I lift myself from the water. I don't want to leave, but I know I must. I lift my dress and shirt and return to the water. I drown both until the dirt and horrible scent have left them, take them out, wring out the water, and place them on one of the rocks.
I go over to lift my cloak, letting the water drip from my naked body and the cool air dry me. Then I see it, and my heart sinks.
A small suru sits upon my cloak beside the piece of bread where I placed it.
“No, no,” I whisper as I tense up my body and try to move slowly towards it. Then, a twig cracks beneath my feet, and I freeze.
I stare at the animal, and it stares at me. We are locked in time for a second, frozen and unsure what to do next.
It decides before I do, quickly snaps the bread into its mouth, and darts off.

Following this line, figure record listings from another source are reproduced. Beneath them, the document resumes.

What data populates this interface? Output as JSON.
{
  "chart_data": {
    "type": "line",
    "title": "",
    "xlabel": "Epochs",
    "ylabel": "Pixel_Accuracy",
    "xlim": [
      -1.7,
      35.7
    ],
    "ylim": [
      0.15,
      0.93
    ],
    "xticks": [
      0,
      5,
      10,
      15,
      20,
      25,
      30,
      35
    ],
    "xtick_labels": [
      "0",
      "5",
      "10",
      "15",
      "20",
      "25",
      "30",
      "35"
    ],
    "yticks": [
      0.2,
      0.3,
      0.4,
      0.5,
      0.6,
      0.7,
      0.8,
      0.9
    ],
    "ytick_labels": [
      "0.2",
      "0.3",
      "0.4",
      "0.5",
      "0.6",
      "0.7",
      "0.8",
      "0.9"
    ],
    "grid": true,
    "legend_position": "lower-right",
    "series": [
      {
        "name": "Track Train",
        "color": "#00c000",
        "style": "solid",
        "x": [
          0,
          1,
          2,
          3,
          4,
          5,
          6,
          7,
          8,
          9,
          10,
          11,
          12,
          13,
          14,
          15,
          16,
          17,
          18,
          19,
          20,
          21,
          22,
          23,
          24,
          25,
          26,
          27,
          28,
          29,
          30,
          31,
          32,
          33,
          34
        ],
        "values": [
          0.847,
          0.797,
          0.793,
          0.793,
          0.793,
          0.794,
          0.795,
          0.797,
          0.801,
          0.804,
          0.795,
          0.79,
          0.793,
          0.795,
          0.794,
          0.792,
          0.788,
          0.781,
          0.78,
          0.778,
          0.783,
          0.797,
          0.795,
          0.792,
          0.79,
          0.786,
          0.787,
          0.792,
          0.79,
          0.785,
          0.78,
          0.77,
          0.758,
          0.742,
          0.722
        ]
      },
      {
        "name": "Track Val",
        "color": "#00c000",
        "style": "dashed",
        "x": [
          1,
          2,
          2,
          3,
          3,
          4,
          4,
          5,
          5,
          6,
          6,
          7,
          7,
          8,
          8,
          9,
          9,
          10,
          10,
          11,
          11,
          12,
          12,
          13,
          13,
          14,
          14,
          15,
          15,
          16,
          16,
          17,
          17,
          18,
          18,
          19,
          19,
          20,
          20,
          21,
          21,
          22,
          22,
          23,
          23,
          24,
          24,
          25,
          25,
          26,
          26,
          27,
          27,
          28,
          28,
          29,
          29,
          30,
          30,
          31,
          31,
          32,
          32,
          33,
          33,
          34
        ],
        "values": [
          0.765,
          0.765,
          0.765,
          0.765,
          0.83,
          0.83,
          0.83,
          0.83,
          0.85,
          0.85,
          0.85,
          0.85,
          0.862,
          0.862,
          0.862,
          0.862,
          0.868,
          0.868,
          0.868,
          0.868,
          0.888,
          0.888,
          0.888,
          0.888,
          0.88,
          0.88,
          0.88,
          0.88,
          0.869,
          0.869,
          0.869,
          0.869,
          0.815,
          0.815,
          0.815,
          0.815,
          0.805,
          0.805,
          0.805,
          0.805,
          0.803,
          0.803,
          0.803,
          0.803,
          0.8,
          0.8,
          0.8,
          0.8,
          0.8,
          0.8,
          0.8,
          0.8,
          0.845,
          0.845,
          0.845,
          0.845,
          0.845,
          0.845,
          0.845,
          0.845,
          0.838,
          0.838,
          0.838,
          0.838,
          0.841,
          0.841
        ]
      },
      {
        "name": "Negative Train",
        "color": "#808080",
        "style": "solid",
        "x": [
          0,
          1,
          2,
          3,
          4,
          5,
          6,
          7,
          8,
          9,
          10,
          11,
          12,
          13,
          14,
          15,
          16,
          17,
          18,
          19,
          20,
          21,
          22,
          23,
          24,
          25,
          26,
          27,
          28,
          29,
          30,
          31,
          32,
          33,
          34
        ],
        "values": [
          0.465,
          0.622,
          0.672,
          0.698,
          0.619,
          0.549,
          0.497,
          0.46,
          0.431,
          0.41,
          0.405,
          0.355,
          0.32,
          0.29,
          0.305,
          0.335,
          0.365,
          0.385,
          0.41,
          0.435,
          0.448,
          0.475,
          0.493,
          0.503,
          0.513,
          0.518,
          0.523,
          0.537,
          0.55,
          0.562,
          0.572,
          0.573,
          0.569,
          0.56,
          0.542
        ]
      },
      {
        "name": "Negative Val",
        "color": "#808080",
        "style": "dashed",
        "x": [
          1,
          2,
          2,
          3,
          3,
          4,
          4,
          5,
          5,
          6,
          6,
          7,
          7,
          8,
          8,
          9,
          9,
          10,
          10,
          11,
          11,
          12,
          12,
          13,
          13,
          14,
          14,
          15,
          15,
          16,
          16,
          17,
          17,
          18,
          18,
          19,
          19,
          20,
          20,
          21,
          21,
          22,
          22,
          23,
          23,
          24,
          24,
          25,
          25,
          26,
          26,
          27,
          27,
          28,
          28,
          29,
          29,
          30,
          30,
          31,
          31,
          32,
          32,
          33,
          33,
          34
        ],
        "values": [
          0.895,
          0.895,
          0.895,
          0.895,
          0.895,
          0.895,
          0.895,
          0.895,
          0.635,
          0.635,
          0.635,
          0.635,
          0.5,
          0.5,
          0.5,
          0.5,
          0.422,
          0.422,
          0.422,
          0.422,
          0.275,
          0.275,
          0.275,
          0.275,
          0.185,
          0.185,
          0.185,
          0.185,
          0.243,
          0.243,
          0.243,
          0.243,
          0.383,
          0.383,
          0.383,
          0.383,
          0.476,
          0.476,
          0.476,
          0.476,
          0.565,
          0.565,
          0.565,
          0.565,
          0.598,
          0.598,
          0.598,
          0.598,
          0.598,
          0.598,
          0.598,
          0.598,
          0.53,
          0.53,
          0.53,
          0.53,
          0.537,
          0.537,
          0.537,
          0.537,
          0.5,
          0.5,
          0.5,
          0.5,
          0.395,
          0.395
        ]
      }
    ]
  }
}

“Fuck,” I cry out and quickly grab my still-wet clothes and struggle into them. I can’t lose that bread. I must not lose that bread.
I scan the undergrowth and see it stopped, the bread still in its mouth. I dart towards it, but it shoots off into the wood before I reach it.
I have no choice, I must catch it. Grandma’s life depends upon it.
3
DRAKNIR
Idon’t care much for company when I eat. It’s nothing personal. It’s just the way I’ve been put together.
The dripir is tough, and I don’t quite like the stew that clings to it. Humans lack the skill to understand the finer things in life. And a good stew requires such skills.
The others don’t question that I eat alone, and I respect them for that. I try to finish the last of the dripir but end up emptying it into the ground. That’ll do.
I walk over to the ragged hut where the rest of the elves eat and toss my bowl into the sink for washing, not by us, of course. That’s what we have humans for.
“Joining us later, Draknir?” Killen asks me.
“What’s the sport tonight?” I reply.
“There’s an old one in the stocks. We’re having a bet, ten daler for the first one that throws a dagger through his eye from fifty paces,” Killen says.
“Maybe,” I reply, but I have no interest. Old men aren’t sport to me. Give me an orc, a wild beast, and now you’re talking. I’ll leave them to it.
I leave them and walk towards my lodgings. This place stinks; the sooner we leave, the better.
But it’s the life of a miou. Our caste, the second-highest, is an honor, a privilege. Many dark elves wish to be us, rich, skilled, and smiled upon by the gods. I wouldn’t trade it for the world.
“Draknir!” a voice calls out through the fading twilight. I turn to see an elf whose name I can’t recall, but out of politeness, try.
“Ah. Trakin, what can I do for you?”
“It’s Parkerus, actually,” he tells me with a nervous smile.
I couldn’t have been further with that one, but he has taken it well.
“Accept my apologies, Parkerus,” I tell him.
“Captain wants to see you,” he says.
“Thank you. I will go now,” I say, “By the way, the boys have a good bet going this evening.”
“I heard,” he grins as he takes a dagger from his belt and proudly holds it up. “Belonged to my father. Never misses.”
Confidence rarely lacks in a dark elf. Even the lowest of our kind are held in higher regard than the humans we use for labor.